Uma alteração significativa refere-se à transparência das operações asseguradas pelo FGC. A partir de novembro, os bancos participantes do fundo terão acesso a dados mais minuciosos sobre os investidores e as aplicações que contam com essa garantia.

Conforme avaliação do BC, as modificações implementadas aprimoram a consistência das regras prudenciais, elevam a qualidade das informações acessíveis e fortalecem a resiliência das instituições financeiras diante de situações de estresse.

Combate ao "risco moral" no sistema financeiro

Essas ações também visam mitigar o fenômeno conhecido como "risco moral". Este ocorre quando uma instituição financeira assume riscos elevados, consciente da existência de uma rede de proteção que a ampara em caso de falha.
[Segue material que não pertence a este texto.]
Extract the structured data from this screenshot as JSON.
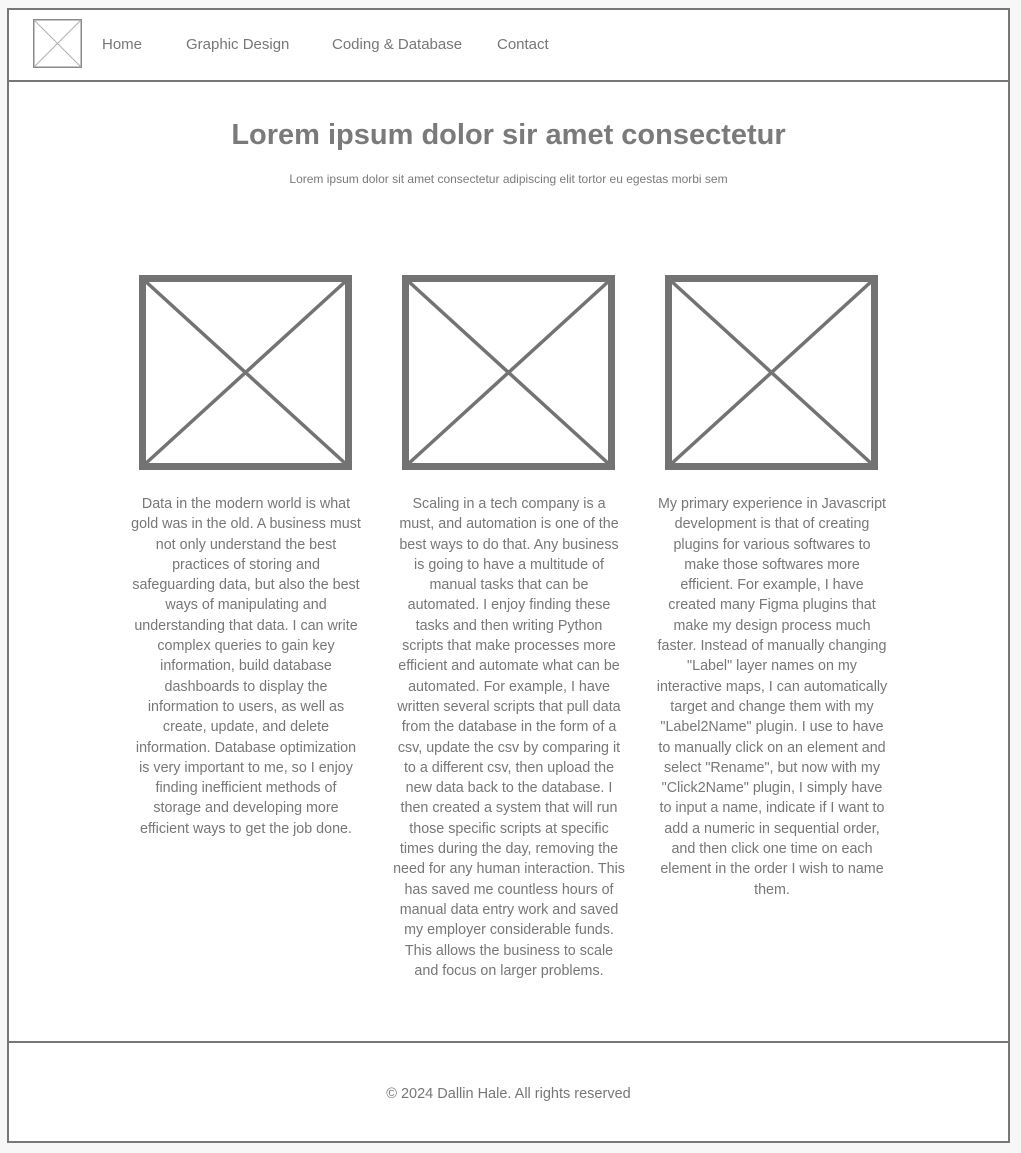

Para o BC, alguns bancos desenvolveram uma dependência excessiva da garantia do FGC para atrair recursos no mercado, sem, contudo, manter ativos com segurança adequada para honrar seus compromissos.

A regulamentação divulgada nesta sexta-feira representa um esforço do Banco Central para alinhar o grau de proteção concedido pelo fundo à capacidade financeira intrínseca de cada entidade bancária.

O caso Banco Master como catalisador

O Banco Master emergiu como o exemplo mais proeminente dessa preocupação no cenário financeiro nacional.

Essa instituição experimentou um crescimento vertiginoso, atraindo investidores com produtos financeiros de alta rentabilidade, todos amparados pelo FGC. Paralelamente, uma parcela significativa dos recursos estava investida em ativos de maior risco e baixa liquidez, o que dificultava sua rápida conversão em dinheiro.

O aprofundamento da crise do banco gerou apreensão no mercado e entre as autoridades monetárias, especialmente devido ao possível impacto sobre a sustentabilidade do próprio FGC.

Compreendendo o Fundo Garantidor de Créditos (FGC)

O Fundo Garantidor de Créditos (FGC) opera como um mecanismo de seguro privado dentro do sistema financeiro. Financiado pelas próprias instituições bancárias, sua função é salvaguardar os investidores em situações de insolvência de bancos.

Embora essa garantia seja crucial para a segurança do sistema bancário, o Banco Central observou que certas instituições a estavam empregando como uma ferramenta para captação agressiva de recursos.

Atualmente, a cobertura do FGC é de até R$ 250 mil por CPF ou CNPJ, por instituição financeira. Há um limite global de R$ 1 milhão por correntista a cada período de quatro anos.

Dentro desses limites, o FGC abrange depósitos em contas-correntes e poupança, bem como aplicações como Certificados de Depósitos Bancários (CDB), Letras de Crédito Imobiliário (LCI) e Letras de Crédito ao Agronegócio (LCA).